2021: Change over Challenge


Getty Images/iStockphoto

Laptop,Earphone, Diary, Letter, List, Pen

At the start of every new year, many people choose to create resolutions in hopes of a better year. As we enter 2021, making New Year’s resolutions may help set up a positive outlook following a very challenging year.

The difficulties people faced during 2020 further motivated individuals to create aspirations for a better year.

“My 2020 was definitely challenging, which is no surprise, as it was a tough year for everyone I know. Not being able to spend time with my friends and family for months and trying to stay updated and educated about our country’s political climate was super difficult,” said senior Sara Hartle.

Hartle explained her disappointment in the majority of actions taken by our government and she hopes to see some positive changes in the new year.

In addition to Hartle, senior Kailin Edwards agrees with the challenges of the past year.

“I was excited for the new year and to be done with junior year. Then when we first went into quarantine, I was excited to have extra days off and my grades went up because school became easier. Quarantine had its benefits as my grades went up because school became easier, and I got more sleep. However, the quarantine was awful because you couldn’t see friends or go out like we used to. Then, with the new school year, I was excited for the senior year experience and the privileges that come along with it,” stated Edwards.

Edwards appreciated her grade boosts and extra hours of sleep her junior year, yet wishes she could have gotten the full senior experience.

Although Edwards was disappointed when missing out on certain senior opportunities, she tried to focus on the positives as did Condon with her optimism on creating new habits.

“I like to make New Year’s resolutions, but I don’t particularly believe in them. It’s just easier to create a new routine when there is a categorical change you can tie the new habit to,” said senior Mary Condon.

Condon enjoys creating new resolutions in order to try to build better habits and form new routines to kick off a new year.
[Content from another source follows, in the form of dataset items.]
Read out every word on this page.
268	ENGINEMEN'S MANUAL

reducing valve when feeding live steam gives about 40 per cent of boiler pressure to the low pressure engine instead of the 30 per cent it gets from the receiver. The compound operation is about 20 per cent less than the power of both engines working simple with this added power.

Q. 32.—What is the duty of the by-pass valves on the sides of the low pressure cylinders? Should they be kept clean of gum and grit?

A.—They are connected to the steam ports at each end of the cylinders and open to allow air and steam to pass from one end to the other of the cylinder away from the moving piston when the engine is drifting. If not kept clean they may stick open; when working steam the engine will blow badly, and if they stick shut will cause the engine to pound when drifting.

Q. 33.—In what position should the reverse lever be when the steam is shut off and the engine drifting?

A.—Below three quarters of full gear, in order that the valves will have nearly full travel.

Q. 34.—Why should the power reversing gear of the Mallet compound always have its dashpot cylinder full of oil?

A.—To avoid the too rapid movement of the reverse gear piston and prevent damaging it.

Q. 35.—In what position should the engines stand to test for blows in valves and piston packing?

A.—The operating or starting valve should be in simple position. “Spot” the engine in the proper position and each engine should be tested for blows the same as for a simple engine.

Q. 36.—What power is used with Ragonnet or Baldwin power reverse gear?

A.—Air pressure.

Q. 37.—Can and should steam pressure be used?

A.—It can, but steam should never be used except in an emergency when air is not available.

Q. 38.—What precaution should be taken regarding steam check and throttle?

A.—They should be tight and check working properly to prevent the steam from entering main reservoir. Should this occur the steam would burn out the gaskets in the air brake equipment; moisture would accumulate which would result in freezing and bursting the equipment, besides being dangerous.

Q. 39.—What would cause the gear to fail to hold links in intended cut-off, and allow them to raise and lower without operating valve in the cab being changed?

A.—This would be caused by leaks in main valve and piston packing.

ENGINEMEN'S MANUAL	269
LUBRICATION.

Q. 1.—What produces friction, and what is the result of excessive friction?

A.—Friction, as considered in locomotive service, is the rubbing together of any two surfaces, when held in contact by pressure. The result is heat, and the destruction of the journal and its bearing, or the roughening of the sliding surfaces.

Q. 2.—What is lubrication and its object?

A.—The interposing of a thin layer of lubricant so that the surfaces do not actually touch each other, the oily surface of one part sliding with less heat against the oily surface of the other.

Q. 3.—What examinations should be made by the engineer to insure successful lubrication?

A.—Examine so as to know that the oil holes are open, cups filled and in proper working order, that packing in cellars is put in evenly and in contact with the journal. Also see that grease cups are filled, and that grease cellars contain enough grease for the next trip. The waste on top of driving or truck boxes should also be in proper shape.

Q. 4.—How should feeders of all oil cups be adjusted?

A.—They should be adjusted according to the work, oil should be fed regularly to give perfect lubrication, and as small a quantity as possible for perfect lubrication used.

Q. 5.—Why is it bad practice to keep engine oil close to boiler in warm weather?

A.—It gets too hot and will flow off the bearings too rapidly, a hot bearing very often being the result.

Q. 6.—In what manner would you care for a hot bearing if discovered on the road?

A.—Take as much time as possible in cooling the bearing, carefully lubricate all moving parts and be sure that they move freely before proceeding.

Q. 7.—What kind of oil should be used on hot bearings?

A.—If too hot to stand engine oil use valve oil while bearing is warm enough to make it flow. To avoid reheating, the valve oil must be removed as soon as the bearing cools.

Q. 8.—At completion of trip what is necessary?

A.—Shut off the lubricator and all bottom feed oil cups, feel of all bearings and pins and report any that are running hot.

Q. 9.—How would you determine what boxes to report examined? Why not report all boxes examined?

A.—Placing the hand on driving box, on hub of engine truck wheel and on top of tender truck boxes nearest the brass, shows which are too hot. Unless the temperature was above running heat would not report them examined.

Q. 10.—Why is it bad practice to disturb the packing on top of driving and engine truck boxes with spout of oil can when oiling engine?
Edwards has set a goal she wishes to keep the entire year.

“My New Year’s resolution for 2021 is to drink more water because it has been pointed out to me that I do not hydrate enough. I would like to better myself due to the fact that water has many benefits,” described Edwards.

Edwards wishes to stay healthy for the new year by continuously drinking water.

Condon follows Edwards’ ideals to keep herself happy and healthy for 2021.

“My resolution is to stick to habits that are good for my mental health,” expressed Condon, “I’m in love with to-do lists, so writing out my daily goals helps me get them done.”

Staying organized keeps Condon’s satisfaction for planning and her motivation up.

Condon focuses on established habits to help her be successful in the new year, while Hartle also maintains a positive mindset for 2021.

“I think and I truly hope that 2021 will go better than 2020; the vaccines are looking promising as scientists learn more about Covid-19, so hopefully we can be able to return back to a more normal lifestyle, or as normal as we’ll be able to get. The Class of 2021 is also going to be making big transitions out of high school this year, which I hope will be able to make 2021 much more exciting and will give many seniors something to look forward to,” Hartle answered.

As scientists are learning more about Covid-19, Hartle hopes that we can return to a more normalized system. Also, the current seniors will be achieving their first major milestone as they head into their adult lives.

Both girls stay hopeful for themselves, friends, family, and Covid-19.

“I hope 2021 will bring my family good health, and to bring me the motivation to continue improving my mental health,” stated Condon.